Bonsoir,
Lucien Bodard - que ses collègues et ses amis n'avaient pas surnommé Lulu le Chinois pour rien - fut l'un des premiers grands reporters à tenter d'expliquer à ses compatriotes la particularité du marxisme dans ses versions chinoises et indochinoises. Pour dire vite, car il faudrait que je retrouve les intuitions parfois fulgurantes de Bodard dans ses articles : à un rapport au Temps hérité des préceptes du confusianisme et donc très différent de celui perçu et vécu par les officiers du Corps expéditionnaire, les chefs communistes mêlaient toute la rigueur glacée et implacable de la dialectique marxiste.

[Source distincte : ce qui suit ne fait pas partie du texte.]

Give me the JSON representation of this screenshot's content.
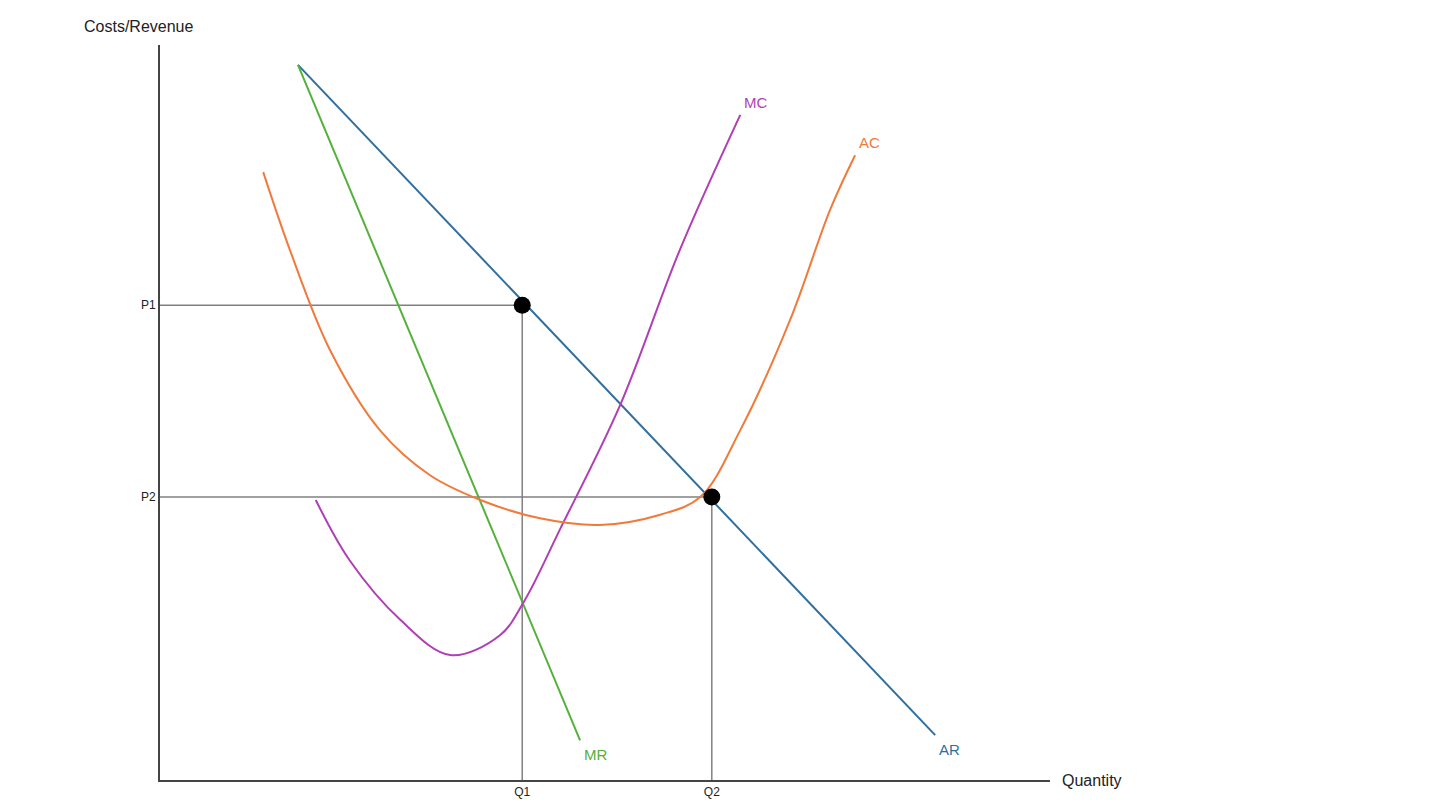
{
  "chart_data": {
    "type": "line",
    "x_label": "Quantity",
    "y_label": "Costs/Revenue",
    "xlim": [
      0,
      100
    ],
    "ylim": [
      0,
      100
    ],
    "xticks": [
      {
        "value": 40.7,
        "label": "Q1"
      },
      {
        "value": 62.0,
        "label": "Q2"
      }
    ],
    "yticks": [
      {
        "value": 38.5,
        "label": "P2"
      },
      {
        "value": 64.6,
        "label": "P1"
      }
    ],
    "grid": false,
    "series": [
      {
        "name": "AR",
        "color": "#2f6f9f",
        "line_style": "solid",
        "x": [
          15.5,
          87.1
        ],
        "values": [
          97.3,
          6.1
        ]
      },
      {
        "name": "MR",
        "color": "#55b03c",
        "line_style": "solid",
        "x": [
          15.5,
          47.2
        ],
        "values": [
          97.3,
          5.4
        ]
      },
      {
        "name": "MC",
        "color": "#b03fb5",
        "line_style": "smooth",
        "x": [
          17.5,
          21.3,
          27.0,
          32.6,
          38.2,
          41.0,
          44.9,
          51.7,
          58.4,
          65.2
        ],
        "values": [
          38.1,
          29.9,
          21.8,
          17.0,
          19.7,
          24.5,
          34.0,
          51.0,
          72.1,
          90.5
        ]
      },
      {
        "name": "AC",
        "color": "#f07a3a",
        "line_style": "smooth",
        "x": [
          11.6,
          14.6,
          19.1,
          24.7,
          30.3,
          36.0,
          42.7,
          49.4,
          56.2,
          60.7,
          65.2,
          70.8,
          75.3,
          78.1
        ],
        "values": [
          82.7,
          72.1,
          58.5,
          47.6,
          41.5,
          38.1,
          35.6,
          34.7,
          36.1,
          38.5,
          47.6,
          62.6,
          77.6,
          85.0
        ]
      }
    ],
    "points": {
      "x": [
        40.7,
        62.0
      ],
      "values": [
        64.6,
        38.5
      ],
      "color": "#000000",
      "marker": "circle"
    }
  }
}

Le résultat fut cette violence, cette brutalité calculée de Giap et de ses adjoints dans une guerre de libération totale qu'ils avaient estimée longue et dure. (Les commandants français furent aussi très brutaux, mais d'une brutalité réactive, nerveuse et désordonnée, à court terme)
Derrière la "face" souriante de Giap travaille un esprit brillant, celui du tacticien froid qui , pour parvenir à son but ultime - la victoire sur les Français - pensera "sa" guerre en années, voire en dizaines d'années et s'il le faut, sacrifiera la moitié des habitants du Vietnam pour gagner et établir la société communiste. Giap sera intellectuellement prêt et n'hésitera pas à faire tuer au travail des villages entiers pour faire passer ses bataillons et son artillerie comme lors des préparatifs pour la bataille de Dien Bien Phu.
Durant les années 66 - 78, Lucien Bodard fut considéré selon ses propres termes comme un affreux vieux "fagot réactionnaire" par l'extrême gauche intellectuelle française pro-chinoise... avant d'être reconnu comme un bon "récepteur-interprète" du mode de pensée des cadres communistes chinois et vietnamiens, au début des années 80 dans un de ses retournements médiatiques dont est coutumière cette curieuse micro-société très parisienne.